Reasoning patterns
Entries capture what the principal thinks. Patterns capture how they think — the repeatable decision and judgment moves.
These are the whole point of the extrapolation goal. When the team asks something the principal was never directly asked, there is no matching entry — so the agent reasons from these patterns instead. They are discovered from real messages, never a fixed list, because reasoning moves can't be known in advance, and a hard-coded list would be wrong and frozen.
Why "snowball"
A pattern is treated like a snowball that gets rounder, not bigger, as more observations roll in. It should accumulate reasoning — not fragment into dozens of near-synonyms (which is what an earlier version did, half of them just rhetorical tics).
The lifecycle of one observation
Each new entry hands the patterns engine a reasoning_pattern slug (if the extractor tagged one) and/or a raw pattern observation (a described move). Then:
-
Tagged a known slug? Trust it and accumulate onto that pattern.
-
Otherwise, embed the observation and find the nearest existing pattern. If similarity is at or above 0.72, ask a stance judge: - aligned — same move (maybe adds nuance). Accumulate: record the observation, and refine the one canonical template (an LLM distills a tighter one-liner of ≤25 words; if nothing new was added, it's left unchanged). The snowball gets rounder. - opposing — the same kind of decision resolved the OPPOSITE way, usually because context differs. Record a context variant (below). Not a contradiction to resolve — a branch of the same umbrella move. - unrelated — false neighbour; fall through to mint.
-
Mint a new provisional pattern — but first a classifier rejects pure communication style (metaphor, tone, storytelling, phrasing). Style is not a reasoning pattern.
Why 0.72 (lower than the 0.83 entry-dedup bar): short reasoning moves embed with more surface variance, so genuinely-similar moves land at lower cosine. A looser bar just means the LLM stance judge — the real discriminator — gets consulted more often. The stance judge fails safe to "aligned": the embedding already says they are close, and the disease being cured is fragmentation, so on uncertainty we accumulate rather than split.
How variants are recorded
An opposing observation becomes a variant row with: the variant's own one-line template, plus scope, department, and context (any it cannot determine is null). A variant is keyed on the full (scope, department, context) triple, so "the same move under a different department" is a distinct variant, not an overwrite. If an observation matches an existing variant key, its template is snowball-refined (folded in), not clobbered.

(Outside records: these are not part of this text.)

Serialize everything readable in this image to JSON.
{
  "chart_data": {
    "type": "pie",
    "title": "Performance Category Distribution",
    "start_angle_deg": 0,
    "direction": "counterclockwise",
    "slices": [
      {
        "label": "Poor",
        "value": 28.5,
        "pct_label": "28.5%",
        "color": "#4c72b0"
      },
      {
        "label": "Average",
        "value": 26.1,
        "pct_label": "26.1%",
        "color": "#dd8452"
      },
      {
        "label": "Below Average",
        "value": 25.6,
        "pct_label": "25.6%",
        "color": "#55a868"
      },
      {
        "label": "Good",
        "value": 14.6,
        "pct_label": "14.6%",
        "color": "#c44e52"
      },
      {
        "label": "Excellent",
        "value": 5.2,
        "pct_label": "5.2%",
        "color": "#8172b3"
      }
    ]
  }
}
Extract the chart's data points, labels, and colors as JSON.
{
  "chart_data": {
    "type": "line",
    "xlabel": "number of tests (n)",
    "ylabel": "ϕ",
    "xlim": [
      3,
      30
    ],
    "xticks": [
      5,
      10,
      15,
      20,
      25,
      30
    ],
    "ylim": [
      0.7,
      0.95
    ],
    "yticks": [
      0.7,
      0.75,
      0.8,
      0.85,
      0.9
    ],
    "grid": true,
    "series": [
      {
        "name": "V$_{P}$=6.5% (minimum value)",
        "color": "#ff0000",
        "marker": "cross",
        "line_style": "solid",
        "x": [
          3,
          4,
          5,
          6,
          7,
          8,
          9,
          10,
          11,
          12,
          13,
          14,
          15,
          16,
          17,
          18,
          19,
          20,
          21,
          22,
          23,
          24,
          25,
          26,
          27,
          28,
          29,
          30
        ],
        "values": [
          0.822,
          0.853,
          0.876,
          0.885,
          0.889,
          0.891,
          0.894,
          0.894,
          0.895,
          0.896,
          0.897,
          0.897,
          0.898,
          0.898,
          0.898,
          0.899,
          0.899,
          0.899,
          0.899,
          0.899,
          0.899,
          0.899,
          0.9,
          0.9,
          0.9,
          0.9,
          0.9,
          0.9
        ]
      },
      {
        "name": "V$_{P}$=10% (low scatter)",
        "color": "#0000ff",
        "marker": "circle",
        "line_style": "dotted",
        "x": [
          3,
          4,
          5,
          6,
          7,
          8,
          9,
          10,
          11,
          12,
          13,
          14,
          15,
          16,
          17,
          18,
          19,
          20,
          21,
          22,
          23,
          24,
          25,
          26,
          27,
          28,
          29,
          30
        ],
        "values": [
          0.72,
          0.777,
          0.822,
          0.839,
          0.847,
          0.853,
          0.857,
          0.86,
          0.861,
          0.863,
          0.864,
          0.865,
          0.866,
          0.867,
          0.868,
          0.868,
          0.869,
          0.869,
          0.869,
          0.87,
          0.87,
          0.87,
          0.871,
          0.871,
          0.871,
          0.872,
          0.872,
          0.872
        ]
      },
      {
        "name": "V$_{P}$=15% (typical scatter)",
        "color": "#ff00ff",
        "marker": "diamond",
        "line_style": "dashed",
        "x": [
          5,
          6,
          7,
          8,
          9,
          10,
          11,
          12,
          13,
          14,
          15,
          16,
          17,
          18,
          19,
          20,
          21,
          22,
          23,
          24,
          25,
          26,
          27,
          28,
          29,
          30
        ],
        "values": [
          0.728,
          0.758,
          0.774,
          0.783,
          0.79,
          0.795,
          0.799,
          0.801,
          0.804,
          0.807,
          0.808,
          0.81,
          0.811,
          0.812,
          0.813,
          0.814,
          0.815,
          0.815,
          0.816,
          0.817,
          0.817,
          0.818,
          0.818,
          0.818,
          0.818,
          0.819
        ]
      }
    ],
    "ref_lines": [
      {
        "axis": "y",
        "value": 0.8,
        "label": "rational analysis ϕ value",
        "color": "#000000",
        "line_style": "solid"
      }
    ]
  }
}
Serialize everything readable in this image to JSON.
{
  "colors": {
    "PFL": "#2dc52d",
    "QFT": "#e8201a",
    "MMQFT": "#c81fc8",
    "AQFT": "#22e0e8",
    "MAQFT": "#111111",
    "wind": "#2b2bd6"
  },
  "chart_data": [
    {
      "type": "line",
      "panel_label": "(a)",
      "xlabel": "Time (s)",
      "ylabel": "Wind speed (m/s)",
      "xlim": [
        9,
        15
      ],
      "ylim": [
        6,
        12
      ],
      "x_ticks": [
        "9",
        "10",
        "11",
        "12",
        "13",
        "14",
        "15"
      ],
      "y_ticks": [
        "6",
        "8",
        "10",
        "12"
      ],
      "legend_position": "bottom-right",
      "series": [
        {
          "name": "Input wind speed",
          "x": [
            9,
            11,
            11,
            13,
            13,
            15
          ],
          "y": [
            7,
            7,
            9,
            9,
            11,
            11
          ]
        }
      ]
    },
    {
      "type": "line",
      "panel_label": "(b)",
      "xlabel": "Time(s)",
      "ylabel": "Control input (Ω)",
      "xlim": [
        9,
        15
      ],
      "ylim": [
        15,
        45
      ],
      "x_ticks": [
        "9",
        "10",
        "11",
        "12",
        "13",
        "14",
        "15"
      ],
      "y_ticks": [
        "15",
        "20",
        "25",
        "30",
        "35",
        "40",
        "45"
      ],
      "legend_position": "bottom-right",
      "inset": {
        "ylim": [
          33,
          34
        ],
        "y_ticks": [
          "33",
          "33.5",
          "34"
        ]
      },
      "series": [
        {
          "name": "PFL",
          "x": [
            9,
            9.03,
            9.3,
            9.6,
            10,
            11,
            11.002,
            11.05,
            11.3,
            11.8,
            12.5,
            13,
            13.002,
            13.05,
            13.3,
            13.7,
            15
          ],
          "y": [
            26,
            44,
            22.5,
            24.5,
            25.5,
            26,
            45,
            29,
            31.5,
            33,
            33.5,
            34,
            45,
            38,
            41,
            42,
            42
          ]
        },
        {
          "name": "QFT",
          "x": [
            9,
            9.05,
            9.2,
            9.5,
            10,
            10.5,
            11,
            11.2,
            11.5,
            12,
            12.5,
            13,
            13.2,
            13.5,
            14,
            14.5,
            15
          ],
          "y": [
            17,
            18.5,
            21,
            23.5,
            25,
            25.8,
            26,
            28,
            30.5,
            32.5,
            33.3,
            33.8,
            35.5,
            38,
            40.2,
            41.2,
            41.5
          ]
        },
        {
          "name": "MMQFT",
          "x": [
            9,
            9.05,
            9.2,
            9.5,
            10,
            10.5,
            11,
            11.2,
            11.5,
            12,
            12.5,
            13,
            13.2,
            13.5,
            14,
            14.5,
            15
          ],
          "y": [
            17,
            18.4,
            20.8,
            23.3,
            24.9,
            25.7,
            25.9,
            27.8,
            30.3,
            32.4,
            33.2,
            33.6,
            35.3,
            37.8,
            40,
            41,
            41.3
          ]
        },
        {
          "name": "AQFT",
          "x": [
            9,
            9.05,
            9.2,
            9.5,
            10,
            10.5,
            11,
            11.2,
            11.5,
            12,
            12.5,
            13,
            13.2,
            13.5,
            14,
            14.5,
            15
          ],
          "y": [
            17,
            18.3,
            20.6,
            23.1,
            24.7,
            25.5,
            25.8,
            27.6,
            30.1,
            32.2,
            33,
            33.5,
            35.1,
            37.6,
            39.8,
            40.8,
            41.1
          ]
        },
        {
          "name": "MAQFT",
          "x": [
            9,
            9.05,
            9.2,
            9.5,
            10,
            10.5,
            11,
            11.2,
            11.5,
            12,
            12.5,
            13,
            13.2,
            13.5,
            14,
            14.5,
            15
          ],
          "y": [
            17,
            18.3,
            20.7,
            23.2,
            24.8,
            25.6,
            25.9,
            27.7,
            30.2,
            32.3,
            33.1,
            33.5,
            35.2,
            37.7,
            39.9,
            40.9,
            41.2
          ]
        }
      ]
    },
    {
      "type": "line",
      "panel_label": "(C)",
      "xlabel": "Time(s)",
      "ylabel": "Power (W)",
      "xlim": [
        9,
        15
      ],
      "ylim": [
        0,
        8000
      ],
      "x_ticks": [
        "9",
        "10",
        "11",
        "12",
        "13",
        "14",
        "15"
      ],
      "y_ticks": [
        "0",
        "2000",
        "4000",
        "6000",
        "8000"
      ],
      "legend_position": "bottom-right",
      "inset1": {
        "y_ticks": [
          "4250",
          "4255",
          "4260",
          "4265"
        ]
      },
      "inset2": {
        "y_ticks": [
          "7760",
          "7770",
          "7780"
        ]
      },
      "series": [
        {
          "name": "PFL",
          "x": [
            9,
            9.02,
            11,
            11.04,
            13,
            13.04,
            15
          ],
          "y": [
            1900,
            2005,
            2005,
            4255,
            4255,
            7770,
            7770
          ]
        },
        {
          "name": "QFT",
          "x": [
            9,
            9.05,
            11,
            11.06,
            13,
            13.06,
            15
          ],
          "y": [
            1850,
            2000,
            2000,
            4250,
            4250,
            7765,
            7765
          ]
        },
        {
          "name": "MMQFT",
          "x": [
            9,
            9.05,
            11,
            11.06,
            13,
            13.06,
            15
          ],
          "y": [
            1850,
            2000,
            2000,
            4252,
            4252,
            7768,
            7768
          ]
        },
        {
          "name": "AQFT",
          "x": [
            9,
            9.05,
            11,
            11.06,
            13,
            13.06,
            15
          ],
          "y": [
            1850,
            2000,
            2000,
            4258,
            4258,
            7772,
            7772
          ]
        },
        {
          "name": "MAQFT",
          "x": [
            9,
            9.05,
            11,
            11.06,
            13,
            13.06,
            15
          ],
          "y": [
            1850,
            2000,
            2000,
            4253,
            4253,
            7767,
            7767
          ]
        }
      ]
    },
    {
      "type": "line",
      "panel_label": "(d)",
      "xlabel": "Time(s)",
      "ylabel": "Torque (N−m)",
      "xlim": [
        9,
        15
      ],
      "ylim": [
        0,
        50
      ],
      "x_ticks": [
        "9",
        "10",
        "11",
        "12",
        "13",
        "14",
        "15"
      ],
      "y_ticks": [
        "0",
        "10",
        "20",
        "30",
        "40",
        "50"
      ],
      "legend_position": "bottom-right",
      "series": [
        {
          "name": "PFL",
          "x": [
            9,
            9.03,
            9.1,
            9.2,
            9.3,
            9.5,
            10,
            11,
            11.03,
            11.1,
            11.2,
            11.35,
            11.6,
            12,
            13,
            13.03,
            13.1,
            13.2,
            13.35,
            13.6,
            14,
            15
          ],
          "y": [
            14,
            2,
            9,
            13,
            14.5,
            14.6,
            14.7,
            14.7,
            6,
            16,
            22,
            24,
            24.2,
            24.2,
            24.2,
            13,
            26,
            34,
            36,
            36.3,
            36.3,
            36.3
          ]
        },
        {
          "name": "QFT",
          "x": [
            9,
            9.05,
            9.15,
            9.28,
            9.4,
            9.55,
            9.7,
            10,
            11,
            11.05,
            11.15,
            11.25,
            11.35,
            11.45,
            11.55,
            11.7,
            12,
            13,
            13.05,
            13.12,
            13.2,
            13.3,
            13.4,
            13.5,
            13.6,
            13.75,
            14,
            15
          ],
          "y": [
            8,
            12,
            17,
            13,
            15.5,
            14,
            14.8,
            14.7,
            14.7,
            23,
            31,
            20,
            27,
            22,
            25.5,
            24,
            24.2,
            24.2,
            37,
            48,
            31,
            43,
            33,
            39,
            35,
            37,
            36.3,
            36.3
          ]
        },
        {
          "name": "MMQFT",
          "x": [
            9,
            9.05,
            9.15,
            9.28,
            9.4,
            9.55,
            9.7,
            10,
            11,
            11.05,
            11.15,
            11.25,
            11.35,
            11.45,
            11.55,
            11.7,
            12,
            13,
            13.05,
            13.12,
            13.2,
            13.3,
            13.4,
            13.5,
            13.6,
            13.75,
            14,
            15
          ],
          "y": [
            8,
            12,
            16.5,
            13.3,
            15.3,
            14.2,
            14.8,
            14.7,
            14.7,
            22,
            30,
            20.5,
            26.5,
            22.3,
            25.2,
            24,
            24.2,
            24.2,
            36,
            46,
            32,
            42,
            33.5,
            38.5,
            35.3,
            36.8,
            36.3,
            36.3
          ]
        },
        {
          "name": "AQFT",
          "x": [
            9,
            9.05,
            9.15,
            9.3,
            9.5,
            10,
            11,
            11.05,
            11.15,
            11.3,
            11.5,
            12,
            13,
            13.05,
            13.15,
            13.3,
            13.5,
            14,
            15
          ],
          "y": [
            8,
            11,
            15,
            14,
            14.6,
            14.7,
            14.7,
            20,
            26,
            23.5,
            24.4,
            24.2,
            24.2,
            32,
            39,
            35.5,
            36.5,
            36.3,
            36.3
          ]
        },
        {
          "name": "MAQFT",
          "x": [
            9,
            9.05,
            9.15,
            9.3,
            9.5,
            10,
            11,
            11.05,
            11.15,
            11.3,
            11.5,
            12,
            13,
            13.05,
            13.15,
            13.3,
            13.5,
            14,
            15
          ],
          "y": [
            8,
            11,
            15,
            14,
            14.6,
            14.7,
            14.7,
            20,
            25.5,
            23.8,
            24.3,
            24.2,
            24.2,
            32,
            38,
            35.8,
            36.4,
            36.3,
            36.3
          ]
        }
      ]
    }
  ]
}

Concrete example: the umbrella pattern is "push ownership down." In the general case: send people back to own it. But with other teams the move flips to "push it back, let it burn." That flip is stored as a variant with context "other teams" — not as a contradiction. At answer time, /retrieve returns the pattern with its variants, so the agent can pick the version that fits the asker's situation instead of blindly applying the canonical one.
Confirmation and pruning
- A pattern is confirmed after just 2 real observations. Why so low: with semantic accumulation, a move made twice is real and should reach the answer layer, not starve in "provisional" forever. (The old threshold of 4 was unreachable in one pass, so learned patterns never surfaced.)
- Only active patterns (confirmed OR seeded) are shown to the extractor and served by
/retrieve. Provisional ones (seen once) stay hidden — a single occurrence is a hypothesis, not a pattern. - A provisional pattern not confirmed within 7 days is pruned (with its vector, observations, and variants), and any entry tagged with it has that tag cleared. This keeps the catalogue bounded.
- A periodic merge step clusters near-duplicate patterns into ≤14 canonical ones, re-points their entries/observations/variants to the survivor, sums their observation counts (confirming any that cross the threshold from the sum), and deletes flagged rhetorical ones. Seed patterns are never deleted, so the spine always survives.
The 4 seeds
Four patterns are seeded from first principles so the extractor has slugs to tag from day one:
ship-imperfect-iterate-with-signalpush-ownership-downevery-system-is-future-ai-trainingcontrol-frame-let-data-talk
They are marked "seeded, pending confirmation" — hypotheses until real data backs them. Their authored wording is protected from refinement so accumulated observations can't drift the original phrasing.
A note on voice
Alongside the ontology (what the principal knows) and patterns (how they reason), a third artifact captures voice: a charitable profile updated once per conversation, with a strong novelty gate and periodic consolidation so it stays small (it is injected into prompts, so bloat hurts). It is intentionally a charitable voice profile, not an uncharitable psych-eval — an earlier version read like the latter and was corrected.